Monday, June 8, 2009

War, torture, and the limits of control: Man Hunt, Time Limit on DVD


The story was already in circulation, how in 1934 Fritz Lang was summoned to a meeting with Joseph Goebbels where he was offered the position of Führer of the German film industry; how Lang, whose Jewish heritage Goebbels presumably wasn’t aware of, whose ex-wife, screenwriter and actress Thea von Harbou, had already joined the Nazi party, then fled Germany immediately with nothing but the clothes on his back. The story’s so perfectly in keeping with the pursuit narratives Lang favoured. Its likely at least partially apocryphal, but anyway makes a hell of a great set-up for
Man Hunt (1941), the thriller Lang made for Fox, newly available on DVD, that opens with Walter Pidgeon lining Hitler up in his sights on the cusp of World War II. Like Powell-Pressburger’s 49th Parallel (41), Man Hunt was a rallying cry for Americans to enter the war, and it was that much more persuasive for being helmed by this visionary Viennese director who had abandoned a dazzling career in the very country he was urging his new homeland to attack.


Based on Geoffrey Household’s novel Rogue Male (39), the film concerns big game hunter Alan Thorndike (Pidgeon), captured by SS guards after being found perched on a cliff near Hitler’s Obersalzberg home with rifle in hand. When Thorndike eventually escapes, Hitler’s Security Commander (George Sanders) relentlessly pursues him as he returns clandestinely to England, determined to get Thorndike’s signature on a statement claiming the British government ordered the assassination. Yet not only was Thorndike not given any such instructions, he wasn’t actually trying to kill Hitler at all. The rifle wasn’t even loaded. A proud sportsman, Thorndike just wanted to know if he could do it. So Man Hunt becomes the story of how one man comes to understand the Nazi threat, takes responsibility, and returns to the hunt with guns now loaded.


There are some distractions, especially with accents. Pidgeon, the Brit who sounds suspiciously Canadian, and Sanders, the German who sounds suspiciously English, actually fair better than Joan Bennett’s thinly veiled London prostitute. She’s the only one to bother attempting an accent appropriate to her character, though her broad Cockney grates like a rusty lawnmower. Fortunately she’s still lovely, sensual and sassy in spite of her character’s poutiness, and has some touching scenes with Pidgeon, who treats her more like a niece that the lover she wants to become.

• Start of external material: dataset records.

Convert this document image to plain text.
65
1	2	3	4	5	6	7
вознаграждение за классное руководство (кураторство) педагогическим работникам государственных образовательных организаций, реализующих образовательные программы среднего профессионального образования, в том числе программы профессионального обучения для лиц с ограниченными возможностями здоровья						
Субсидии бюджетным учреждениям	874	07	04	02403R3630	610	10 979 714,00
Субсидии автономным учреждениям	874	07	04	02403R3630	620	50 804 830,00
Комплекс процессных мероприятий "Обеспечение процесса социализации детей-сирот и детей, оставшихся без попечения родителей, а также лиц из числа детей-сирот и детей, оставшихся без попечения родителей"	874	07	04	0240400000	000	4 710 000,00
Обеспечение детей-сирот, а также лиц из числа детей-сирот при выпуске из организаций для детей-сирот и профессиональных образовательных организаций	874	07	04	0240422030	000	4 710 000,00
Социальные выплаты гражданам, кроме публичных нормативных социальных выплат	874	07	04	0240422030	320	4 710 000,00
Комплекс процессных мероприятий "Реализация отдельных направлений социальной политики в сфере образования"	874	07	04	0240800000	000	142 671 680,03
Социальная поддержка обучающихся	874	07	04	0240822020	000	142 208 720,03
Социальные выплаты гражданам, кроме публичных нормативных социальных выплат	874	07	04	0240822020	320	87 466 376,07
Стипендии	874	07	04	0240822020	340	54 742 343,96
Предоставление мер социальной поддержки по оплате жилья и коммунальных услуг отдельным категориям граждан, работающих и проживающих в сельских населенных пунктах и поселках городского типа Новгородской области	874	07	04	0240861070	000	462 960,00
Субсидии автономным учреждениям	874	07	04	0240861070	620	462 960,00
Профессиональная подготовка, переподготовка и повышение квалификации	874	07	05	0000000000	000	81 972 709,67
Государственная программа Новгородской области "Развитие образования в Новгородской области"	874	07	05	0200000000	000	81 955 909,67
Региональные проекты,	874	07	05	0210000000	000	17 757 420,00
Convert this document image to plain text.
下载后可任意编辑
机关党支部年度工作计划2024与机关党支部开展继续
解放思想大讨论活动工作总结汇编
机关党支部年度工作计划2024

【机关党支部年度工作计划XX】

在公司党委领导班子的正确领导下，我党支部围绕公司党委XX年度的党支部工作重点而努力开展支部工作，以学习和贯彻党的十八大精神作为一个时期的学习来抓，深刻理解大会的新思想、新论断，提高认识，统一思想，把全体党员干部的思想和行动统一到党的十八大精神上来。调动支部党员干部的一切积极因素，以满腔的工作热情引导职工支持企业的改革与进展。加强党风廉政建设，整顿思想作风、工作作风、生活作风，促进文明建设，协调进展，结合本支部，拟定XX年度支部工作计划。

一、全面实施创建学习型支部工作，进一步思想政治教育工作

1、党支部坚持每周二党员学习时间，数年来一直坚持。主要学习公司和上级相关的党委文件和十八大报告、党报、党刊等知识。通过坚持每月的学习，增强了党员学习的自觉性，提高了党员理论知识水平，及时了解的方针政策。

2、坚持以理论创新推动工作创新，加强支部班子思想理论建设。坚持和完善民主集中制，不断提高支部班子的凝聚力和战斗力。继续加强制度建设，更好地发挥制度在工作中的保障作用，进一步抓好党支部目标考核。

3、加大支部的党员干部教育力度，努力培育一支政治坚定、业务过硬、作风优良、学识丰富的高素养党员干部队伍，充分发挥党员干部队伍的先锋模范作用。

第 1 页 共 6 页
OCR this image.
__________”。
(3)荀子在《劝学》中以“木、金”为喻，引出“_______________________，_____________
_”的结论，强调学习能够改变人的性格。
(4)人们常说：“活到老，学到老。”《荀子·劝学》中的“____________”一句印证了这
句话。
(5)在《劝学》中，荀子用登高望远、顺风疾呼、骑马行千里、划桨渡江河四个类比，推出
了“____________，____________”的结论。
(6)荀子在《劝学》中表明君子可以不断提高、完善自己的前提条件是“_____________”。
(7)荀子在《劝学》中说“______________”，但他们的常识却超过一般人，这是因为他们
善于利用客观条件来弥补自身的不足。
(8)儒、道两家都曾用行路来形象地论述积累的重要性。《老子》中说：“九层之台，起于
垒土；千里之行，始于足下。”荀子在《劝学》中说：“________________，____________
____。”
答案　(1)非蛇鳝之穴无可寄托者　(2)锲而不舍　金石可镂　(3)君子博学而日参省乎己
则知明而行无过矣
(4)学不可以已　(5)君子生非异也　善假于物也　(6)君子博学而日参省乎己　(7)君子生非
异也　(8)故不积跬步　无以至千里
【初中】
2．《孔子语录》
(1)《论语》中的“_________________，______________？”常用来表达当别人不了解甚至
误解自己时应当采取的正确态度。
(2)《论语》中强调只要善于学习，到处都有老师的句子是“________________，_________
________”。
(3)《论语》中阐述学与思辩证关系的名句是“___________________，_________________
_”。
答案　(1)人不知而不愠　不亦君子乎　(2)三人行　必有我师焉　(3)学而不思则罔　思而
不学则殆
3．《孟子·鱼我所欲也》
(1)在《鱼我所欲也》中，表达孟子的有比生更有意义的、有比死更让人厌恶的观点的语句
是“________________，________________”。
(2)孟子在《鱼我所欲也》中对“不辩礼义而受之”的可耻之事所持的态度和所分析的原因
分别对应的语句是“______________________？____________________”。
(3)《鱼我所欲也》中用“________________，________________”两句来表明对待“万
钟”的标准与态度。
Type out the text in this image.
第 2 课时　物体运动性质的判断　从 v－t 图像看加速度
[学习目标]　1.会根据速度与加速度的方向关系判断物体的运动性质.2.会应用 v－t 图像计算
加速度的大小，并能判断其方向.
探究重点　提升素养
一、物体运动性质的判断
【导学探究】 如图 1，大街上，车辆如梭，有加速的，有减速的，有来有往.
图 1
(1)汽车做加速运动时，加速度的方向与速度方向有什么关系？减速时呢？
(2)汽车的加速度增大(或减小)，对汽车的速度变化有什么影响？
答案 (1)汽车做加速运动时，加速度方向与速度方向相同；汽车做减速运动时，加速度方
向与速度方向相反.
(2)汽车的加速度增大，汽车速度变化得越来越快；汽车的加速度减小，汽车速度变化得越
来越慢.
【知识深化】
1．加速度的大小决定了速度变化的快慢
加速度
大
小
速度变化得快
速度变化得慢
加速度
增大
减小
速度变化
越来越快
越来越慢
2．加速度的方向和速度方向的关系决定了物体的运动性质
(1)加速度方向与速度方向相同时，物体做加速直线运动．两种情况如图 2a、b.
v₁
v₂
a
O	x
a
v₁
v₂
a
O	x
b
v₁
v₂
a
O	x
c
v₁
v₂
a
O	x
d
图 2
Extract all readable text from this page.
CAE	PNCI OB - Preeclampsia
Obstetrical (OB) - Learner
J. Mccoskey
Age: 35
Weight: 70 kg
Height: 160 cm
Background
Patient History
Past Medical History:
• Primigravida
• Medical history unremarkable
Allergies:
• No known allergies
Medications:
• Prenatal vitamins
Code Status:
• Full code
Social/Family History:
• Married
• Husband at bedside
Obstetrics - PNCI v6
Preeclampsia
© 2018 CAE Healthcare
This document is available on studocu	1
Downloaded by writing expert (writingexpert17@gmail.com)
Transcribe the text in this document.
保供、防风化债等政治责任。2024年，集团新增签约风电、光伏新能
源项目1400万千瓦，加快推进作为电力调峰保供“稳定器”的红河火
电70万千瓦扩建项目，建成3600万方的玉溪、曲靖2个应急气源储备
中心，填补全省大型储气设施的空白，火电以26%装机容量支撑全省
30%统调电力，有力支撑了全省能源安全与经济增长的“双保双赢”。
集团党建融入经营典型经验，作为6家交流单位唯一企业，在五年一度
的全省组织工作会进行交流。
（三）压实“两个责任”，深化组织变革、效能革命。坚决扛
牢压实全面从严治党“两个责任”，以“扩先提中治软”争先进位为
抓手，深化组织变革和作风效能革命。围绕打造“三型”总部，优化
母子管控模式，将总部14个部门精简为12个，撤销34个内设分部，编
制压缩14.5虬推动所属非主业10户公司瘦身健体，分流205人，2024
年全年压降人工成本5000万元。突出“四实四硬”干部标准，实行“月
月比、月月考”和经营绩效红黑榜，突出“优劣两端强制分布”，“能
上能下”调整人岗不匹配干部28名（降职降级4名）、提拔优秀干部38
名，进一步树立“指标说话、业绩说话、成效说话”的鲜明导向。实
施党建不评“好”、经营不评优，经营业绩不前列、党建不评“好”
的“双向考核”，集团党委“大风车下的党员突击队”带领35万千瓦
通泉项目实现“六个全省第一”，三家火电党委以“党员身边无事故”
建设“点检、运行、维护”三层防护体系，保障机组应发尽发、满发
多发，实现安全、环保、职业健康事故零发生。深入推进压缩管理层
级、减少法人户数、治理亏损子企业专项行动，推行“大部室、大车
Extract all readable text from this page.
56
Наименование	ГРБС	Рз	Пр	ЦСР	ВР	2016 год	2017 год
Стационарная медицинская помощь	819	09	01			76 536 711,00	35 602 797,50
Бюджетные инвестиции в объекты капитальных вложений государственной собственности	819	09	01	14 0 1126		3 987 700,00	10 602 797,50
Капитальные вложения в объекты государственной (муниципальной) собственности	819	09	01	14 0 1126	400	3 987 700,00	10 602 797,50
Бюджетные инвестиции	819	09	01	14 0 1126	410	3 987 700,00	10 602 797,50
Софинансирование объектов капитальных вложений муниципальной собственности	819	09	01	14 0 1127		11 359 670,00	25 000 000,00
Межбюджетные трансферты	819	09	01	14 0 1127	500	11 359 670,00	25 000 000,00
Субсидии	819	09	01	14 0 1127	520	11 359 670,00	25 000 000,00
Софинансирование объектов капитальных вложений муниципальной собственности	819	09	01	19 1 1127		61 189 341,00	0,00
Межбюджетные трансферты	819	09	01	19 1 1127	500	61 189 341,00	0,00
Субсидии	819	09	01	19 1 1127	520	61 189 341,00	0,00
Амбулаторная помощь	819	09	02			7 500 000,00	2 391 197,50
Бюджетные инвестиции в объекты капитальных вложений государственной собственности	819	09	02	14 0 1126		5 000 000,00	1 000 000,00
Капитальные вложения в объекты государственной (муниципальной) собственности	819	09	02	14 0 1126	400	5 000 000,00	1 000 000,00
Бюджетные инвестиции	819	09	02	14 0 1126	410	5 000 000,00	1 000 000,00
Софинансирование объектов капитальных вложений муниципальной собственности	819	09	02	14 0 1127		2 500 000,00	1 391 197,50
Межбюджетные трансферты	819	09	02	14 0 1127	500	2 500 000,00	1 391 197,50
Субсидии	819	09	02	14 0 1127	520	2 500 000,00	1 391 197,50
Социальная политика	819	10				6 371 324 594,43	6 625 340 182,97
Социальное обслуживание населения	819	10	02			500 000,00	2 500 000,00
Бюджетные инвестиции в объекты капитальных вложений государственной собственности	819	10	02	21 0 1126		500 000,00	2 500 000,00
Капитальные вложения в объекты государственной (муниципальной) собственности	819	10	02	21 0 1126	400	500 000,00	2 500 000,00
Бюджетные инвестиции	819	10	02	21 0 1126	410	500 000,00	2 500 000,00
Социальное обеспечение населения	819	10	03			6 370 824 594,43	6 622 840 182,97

But Lang’s exemplary staging and camerawork is finally the reason to see Man Hunt: his beautifully rendered inserts; his exquisite use of silence and shadow; his subtle motifs, such as Pidgeon’s forest footprints echoed later by marks left on a floor by his feet when dragged out of a Nazi torture chamber; his haunting compositions, such as those involving water and night especially, or the tree-enveloped deep-focus scene that plays out in a single shot with Pidgeon stumbling away from the Nazis who hunt him through the dense Obersalzberg wilderness.


Moving ahead in time to reflect on America’s involvement in Korea and, indirectly, Hollywood’s ensnarement in the red scare, Time Limit (57) is another allegory involving responsibility, torture and the limits of patriotism. It concerns a former POW accused of collaboration with the communists whose refusal to defend himself prompts a conscientious military investigator to look deeper into his case. The title refers both to the pressure placed on the investigator to speed the ostensibly open and shut case along, and to the psychological limits upon which even the most formidable soldier breaks down and becomes malleable to the enemies’ dictates. The film came out during a time when brainwashing was an increasing concern, one that fed directly into the ideological paranoia of the Cold War.


Time Limit was the only film ever directed by character actor Karl Malden, who took on the project at the suggestion of the film’s star and producer Richard Widmark. Malden had by then firmly established himself as one of Hollywood’s most dependable talents, and his reputation is reflected in the pedigree of his collaborators. Besides the inimitable Widmark, who plays the investigator, the film also features excellent turns from Dolores Michaels as a stenographer who manages to be both sexy and smarter than most of her superiors, a very young Rip Torn in his first credited film role, a very vulnerable Richard Basehart as the guilt-ridden POW, and Martin Balsam, who as a desk Sergeant bullying Widmark to court-martial Basehart and get it over with, embodies the virtual flipside of the character he played that same year in 12 Angry Men. Cinematographer Sam Leavitt, who often worked for Otto Preminger, was behind the camera, which shifts seamlessly between the actors, who are the utter focus of Malden’s clean, crisp approach.


MGM’s DVD’s not great. The aspect ratio’s been reformatted and there isn’t even a menu. But the transfer looks sharp enough and the film itself is sleek and engrossing. It also speaks very much to this mentality that’s loomed over us these last several years, one that says treason is so heinous a crime that mere accusations equal culpability, while ignoring the fact that love of God and country is not itself enough to withstand the frailties of our minds when driven to their outermost limits.